We also assumed that we could save and preserve static areas of land that would not change for generations to come. Moving forward protected-area targets could be undermined by climate change-driven shifts in ecoregions and biomes. 

Conservation plans based on current geographic patterns of biodiversity may be insufficient to support future biota and natural processes and may fail to afford species access to suitable climates as the Earth warms. 

Dynamic planning means connecting the landscape so that species are provided with the opportunity to move to analog habitats. Parks in BC are physically isolated units because clearcutting has all too frequently been carried out right to their borders.

Biologically, these areas are regionally disconnected by surrounding clear cut operations which have destroyed even the soil fungal networks which would normally provide nutrient avenues for species shifts.

If we are serious about addressing the dangers that climate change poses, we need to restore soil carbon networks and the biodiversity networks that depend on them. 

The overriding concern with climate change alters the social, political and economic priorities. The lead in planning with “Forests, Lands and Natural Resources Operations” can no longer be forestry and the timber industry, but the Ministry of Environment and Climate Change. 

To be serious about assuming that role it needs to be able to map species biodiversity in the parks and ecological reserves beyond the boundaries of conventional institutional thinking and capabilities that are beholden to government and industry.
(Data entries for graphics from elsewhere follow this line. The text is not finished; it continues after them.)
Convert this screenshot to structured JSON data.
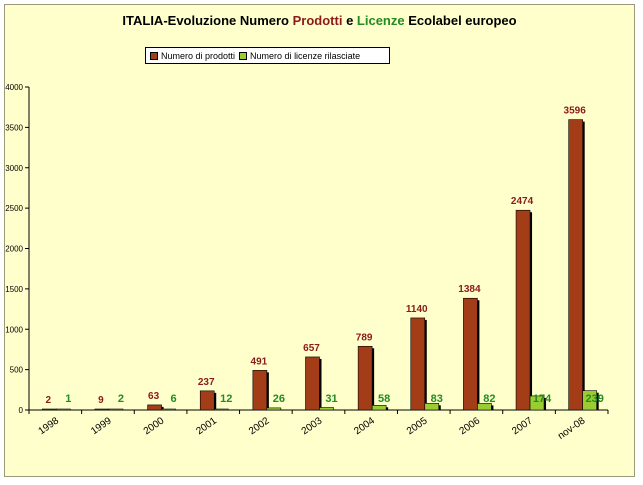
{
  "title": {
    "part1": "ITALIA-Evoluzione Numero ",
    "part2": "Prodotti",
    "part3": " e  ",
    "part4": "Licenze",
    "part5": " Ecolabel europeo"
  },
  "colors": {
    "prodotti": "#a33d18",
    "licenze": "#9acd32",
    "prodotti_label": "#8b1a1a",
    "licenze_label": "#228b22",
    "background": "#ffffcc"
  },
  "chart_data": {
    "type": "bar",
    "categories": [
      "1998",
      "1999",
      "2000",
      "2001",
      "2002",
      "2003",
      "2004",
      "2005",
      "2006",
      "2007",
      "nov-08"
    ],
    "series": [
      {
        "name": "Numero di prodotti",
        "values": [
          2,
          9,
          63,
          237,
          491,
          657,
          789,
          1140,
          1384,
          2474,
          3596
        ]
      },
      {
        "name": "Numero di licenze rilasciate",
        "values": [
          1,
          2,
          6,
          12,
          26,
          31,
          58,
          83,
          82,
          174,
          239
        ]
      }
    ],
    "ylim": [
      0,
      4000
    ],
    "yticks": [
      0,
      500,
      1000,
      1500,
      2000,
      2500,
      3000,
      3500,
      4000
    ],
    "legend_position": "top-left",
    "grid": false
  }
}
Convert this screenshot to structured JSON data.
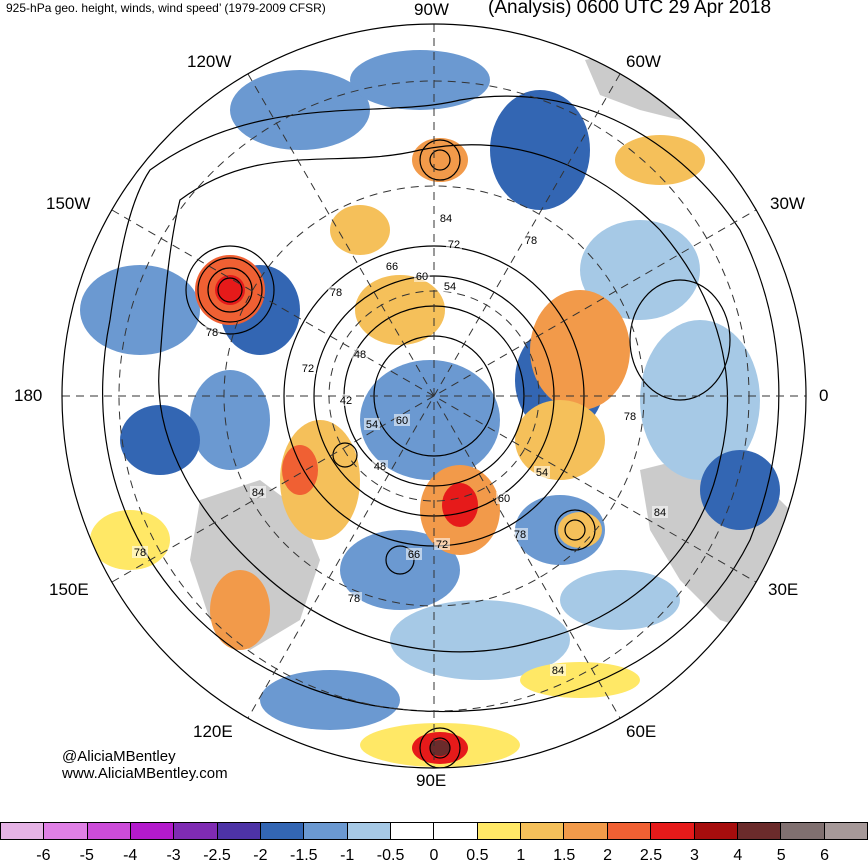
{
  "header": {
    "left_title": "925-hPa geo. height, winds, wind speed’ (1979-2009 CFSR)",
    "right_title": "(Analysis) 0600 UTC 29 Apr 2018"
  },
  "longitude_labels": {
    "top": "90W",
    "upper_left": "120W",
    "upper_right": "60W",
    "left_upper": "150W",
    "right_upper": "30W",
    "left": "180",
    "right": "0",
    "left_lower": "150E",
    "right_lower": "30E",
    "lower_left": "120E",
    "lower_right": "60E",
    "bottom": "90E"
  },
  "credit": {
    "handle": "@AliciaMBentley",
    "website": "www.AliciaMBentley.com"
  },
  "contour_labels": [
    "84",
    "72",
    "78",
    "66",
    "60",
    "54",
    "78",
    "78",
    "48",
    "72",
    "42",
    "54",
    "60",
    "78",
    "54",
    "48",
    "60",
    "84",
    "84",
    "78",
    "66",
    "72",
    "78",
    "78",
    "84"
  ],
  "colorbar": {
    "colors": [
      "#e6b3e6",
      "#e080e6",
      "#cc4cd9",
      "#b31acc",
      "#7f2bb3",
      "#4d33a6",
      "#3366b3",
      "#6b99d1",
      "#a6c9e6",
      "#ffffff",
      "#ffffff",
      "#ffe866",
      "#f5c05a",
      "#f29a4a",
      "#f06033",
      "#e61a1a",
      "#a60d0d",
      "#6b2b2b",
      "#807070",
      "#a69999"
    ],
    "ticks": [
      "-6",
      "-5",
      "-4",
      "-3",
      "-2.5",
      "-2",
      "-1.5",
      "-1",
      "-0.5",
      "0",
      "0.5",
      "1",
      "1.5",
      "2",
      "2.5",
      "3",
      "4",
      "5",
      "6"
    ]
  },
  "colors": {
    "land": "#c8c8c8",
    "positive": "#f0c050",
    "negative": "#3f74c0"
  }
}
We need to think differently about geographical boundaries as well as institutional boundaries. The latter requires rethinking the abusive world of institutional privilege. Currently the Chief Forester does not include consequences of climate change as part the determinations for the Annual Allowable Cut (ACC). Long term 250 years projections of timber growth are based on the assumption of a predictable climate. 

The destabilizing consequences of climate change makes these projections false. This reality casts further doubt on the validity of the timber supply analysts’ estimates of future growth and yield. As the science evolves we now know Forests in BC have continually been improving genetically and the complexity of the structures since the last ice age, and present our greatest defence in the midst of global climate change.